Has the control board or the Fenwal ever been replaced?

You can remove one of the bottom manifold bolts to see if water comes out, which would indicate a leak in the heat exchanger.
 
It's about 2 years old, installed new with the pool build.

Control board and FENWAL are both original

The meter is the one going to the house. It has a 1/2 foot dial and a 2 foot dial. Nothing else in the house was running. Checked a few times with a stopwatch.

Stack temp topped out at about 285

The boot up flashes 888 then 128 then r14 then shows the temp which is close to expected temp.
 
Stack temp topped out at about 285
Here is what the normal exhaust temperature should be:

Below 250 degrees...very low
250 to 290 ..................low
290 to 350.................acceptable
350 to 480 ..................high
Above 480...................error/shutdown.

Note: HD models can be up to 75 degrees higher. HD models use a cupro nickel exchanger and the efficiency is slightly lower resulting in less heat transfer and more waste heat.

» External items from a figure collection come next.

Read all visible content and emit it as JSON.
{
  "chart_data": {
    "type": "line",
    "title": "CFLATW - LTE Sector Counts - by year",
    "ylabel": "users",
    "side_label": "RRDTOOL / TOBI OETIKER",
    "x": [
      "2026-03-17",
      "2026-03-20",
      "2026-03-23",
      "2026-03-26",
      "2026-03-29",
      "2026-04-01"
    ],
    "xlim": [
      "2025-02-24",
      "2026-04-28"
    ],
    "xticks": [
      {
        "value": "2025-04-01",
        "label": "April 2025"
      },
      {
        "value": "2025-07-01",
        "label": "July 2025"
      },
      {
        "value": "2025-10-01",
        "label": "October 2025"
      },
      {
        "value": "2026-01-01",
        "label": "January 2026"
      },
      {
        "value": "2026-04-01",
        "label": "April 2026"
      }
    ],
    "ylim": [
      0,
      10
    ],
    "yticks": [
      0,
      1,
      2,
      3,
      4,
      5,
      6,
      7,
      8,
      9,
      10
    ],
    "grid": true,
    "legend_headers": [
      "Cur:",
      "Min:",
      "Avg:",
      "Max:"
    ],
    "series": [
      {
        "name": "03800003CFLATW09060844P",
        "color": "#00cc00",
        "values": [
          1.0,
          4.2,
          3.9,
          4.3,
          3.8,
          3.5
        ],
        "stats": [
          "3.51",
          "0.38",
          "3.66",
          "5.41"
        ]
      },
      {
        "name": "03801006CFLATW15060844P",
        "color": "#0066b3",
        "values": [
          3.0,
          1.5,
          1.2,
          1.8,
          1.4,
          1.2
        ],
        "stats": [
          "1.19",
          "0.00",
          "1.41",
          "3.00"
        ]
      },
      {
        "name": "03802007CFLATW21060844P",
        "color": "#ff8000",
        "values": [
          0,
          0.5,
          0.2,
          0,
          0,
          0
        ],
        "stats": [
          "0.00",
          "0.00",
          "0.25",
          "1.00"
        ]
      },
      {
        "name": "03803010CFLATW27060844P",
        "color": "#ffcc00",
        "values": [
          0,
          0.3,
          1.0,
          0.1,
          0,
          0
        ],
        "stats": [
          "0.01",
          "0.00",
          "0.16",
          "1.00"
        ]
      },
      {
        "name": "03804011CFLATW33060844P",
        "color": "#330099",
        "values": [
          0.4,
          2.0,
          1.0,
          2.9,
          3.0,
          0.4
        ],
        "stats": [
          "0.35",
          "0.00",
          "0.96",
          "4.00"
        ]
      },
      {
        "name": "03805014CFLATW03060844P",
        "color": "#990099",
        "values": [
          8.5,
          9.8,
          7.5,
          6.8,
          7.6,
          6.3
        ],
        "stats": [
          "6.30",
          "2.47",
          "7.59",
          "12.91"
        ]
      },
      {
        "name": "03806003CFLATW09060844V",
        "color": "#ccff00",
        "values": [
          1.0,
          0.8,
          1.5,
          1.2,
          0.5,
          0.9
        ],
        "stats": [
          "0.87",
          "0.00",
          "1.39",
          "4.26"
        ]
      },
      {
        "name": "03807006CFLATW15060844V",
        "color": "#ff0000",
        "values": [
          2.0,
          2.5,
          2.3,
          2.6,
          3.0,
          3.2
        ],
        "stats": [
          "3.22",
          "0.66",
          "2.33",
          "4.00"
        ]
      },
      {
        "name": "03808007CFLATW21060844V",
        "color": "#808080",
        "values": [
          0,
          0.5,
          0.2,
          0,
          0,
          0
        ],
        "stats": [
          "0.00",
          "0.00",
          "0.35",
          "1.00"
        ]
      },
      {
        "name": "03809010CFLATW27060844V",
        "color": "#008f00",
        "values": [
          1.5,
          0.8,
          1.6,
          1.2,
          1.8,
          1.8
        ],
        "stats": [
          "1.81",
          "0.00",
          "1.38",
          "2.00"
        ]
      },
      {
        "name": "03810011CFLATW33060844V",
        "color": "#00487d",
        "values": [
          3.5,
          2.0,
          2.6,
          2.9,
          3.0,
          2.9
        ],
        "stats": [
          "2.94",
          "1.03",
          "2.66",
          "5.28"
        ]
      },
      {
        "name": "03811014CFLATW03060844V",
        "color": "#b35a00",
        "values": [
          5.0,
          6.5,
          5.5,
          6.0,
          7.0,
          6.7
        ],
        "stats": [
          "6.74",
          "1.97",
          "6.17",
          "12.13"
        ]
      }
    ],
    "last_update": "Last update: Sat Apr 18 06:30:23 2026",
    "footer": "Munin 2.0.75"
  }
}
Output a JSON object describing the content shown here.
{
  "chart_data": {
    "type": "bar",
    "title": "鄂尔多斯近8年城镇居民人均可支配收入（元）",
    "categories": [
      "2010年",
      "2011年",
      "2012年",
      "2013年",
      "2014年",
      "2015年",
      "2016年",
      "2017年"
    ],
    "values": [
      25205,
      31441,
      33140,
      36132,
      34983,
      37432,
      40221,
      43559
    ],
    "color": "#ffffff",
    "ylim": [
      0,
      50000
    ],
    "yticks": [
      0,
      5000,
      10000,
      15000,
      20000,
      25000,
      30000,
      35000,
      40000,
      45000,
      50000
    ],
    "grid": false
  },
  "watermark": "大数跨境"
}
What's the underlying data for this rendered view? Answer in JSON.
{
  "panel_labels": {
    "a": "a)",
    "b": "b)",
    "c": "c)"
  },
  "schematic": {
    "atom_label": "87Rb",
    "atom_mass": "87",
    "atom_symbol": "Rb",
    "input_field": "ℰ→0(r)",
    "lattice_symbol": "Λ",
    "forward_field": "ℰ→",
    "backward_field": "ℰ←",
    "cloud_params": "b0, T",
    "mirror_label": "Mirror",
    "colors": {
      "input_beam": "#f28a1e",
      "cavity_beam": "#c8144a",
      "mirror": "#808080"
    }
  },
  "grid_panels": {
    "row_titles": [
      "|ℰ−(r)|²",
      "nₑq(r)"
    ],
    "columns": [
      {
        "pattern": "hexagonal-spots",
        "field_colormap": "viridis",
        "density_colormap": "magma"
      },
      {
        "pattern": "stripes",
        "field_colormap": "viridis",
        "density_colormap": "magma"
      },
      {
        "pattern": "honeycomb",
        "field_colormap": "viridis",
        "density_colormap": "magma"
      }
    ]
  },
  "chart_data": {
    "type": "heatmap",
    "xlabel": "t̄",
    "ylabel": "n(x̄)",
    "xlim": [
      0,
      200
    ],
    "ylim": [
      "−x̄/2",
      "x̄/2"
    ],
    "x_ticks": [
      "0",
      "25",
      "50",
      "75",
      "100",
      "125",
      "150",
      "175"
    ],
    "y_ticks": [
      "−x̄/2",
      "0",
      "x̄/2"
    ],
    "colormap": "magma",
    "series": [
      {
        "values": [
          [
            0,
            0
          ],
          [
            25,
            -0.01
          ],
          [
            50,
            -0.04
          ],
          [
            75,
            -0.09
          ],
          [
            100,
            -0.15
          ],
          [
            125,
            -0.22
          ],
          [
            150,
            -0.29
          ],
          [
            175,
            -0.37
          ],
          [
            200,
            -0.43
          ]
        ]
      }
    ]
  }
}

Your stack temperature is a little bit low and the cubic feet per hour comes out to about 330,000 btu/hr, which is also a little bit low, which might indicate a gas supply problem.

Verify the gas pressure at the inlet static (heater off) and dynamic (Heater on).

What is the size and length of the gas line?

Do you have a regulator near the heater?

Is the heater a “HD” model?
 
I believe it is 1.25" and is about 60 ft (the protective sleeve that comes out of the ground is about 2.25" diameter and is labeled 1 1/4". I think it is a 2PSI line to the heater as there is a separate regulator to the house after the meter, the regulator upstream of the meter says 2psi. There is also regulator near the heater. The regulator near the heater is very close and gets hit with exhaust gas that comes out of the weep hole on the exhaust stack. I am wondering if maybe the regulator got overheated and failed. I put up a piece of flashing yesterday to keep the hot gas off of it, but that didn't seem to help.

It is not an HD model.

Not sure if they are going to cover me on warranty. I had the pool builder from heck, project started on 5/24/18 and the punch list completion and final payment wasn't until 12/31/18. Actually filled the pool with water on 9/24, but as you can probably guess the builder didn't supply much in the way of documentation. Actually had to get a lawyer to draft a letter to get him to finish the dang thing. Now I'm pretty sure he is out of business.

Once I get the fitting I'll test the static/dynamic pressures. I might be able to check the drain tonight, but might be on hurricane watch the middle of this week so not sure how far I'll get.
 
Yeah, called them and he said to register online, wait 24 hours and then call back. I did the registration, will see what they say when I call tomorrow. I wish I would've been more on top of the equipment stuff, but it was like pulling teeth just to get the necessary stuff done.

Will report back when I get the supply pressures and check the drain. Thanks for the help so far!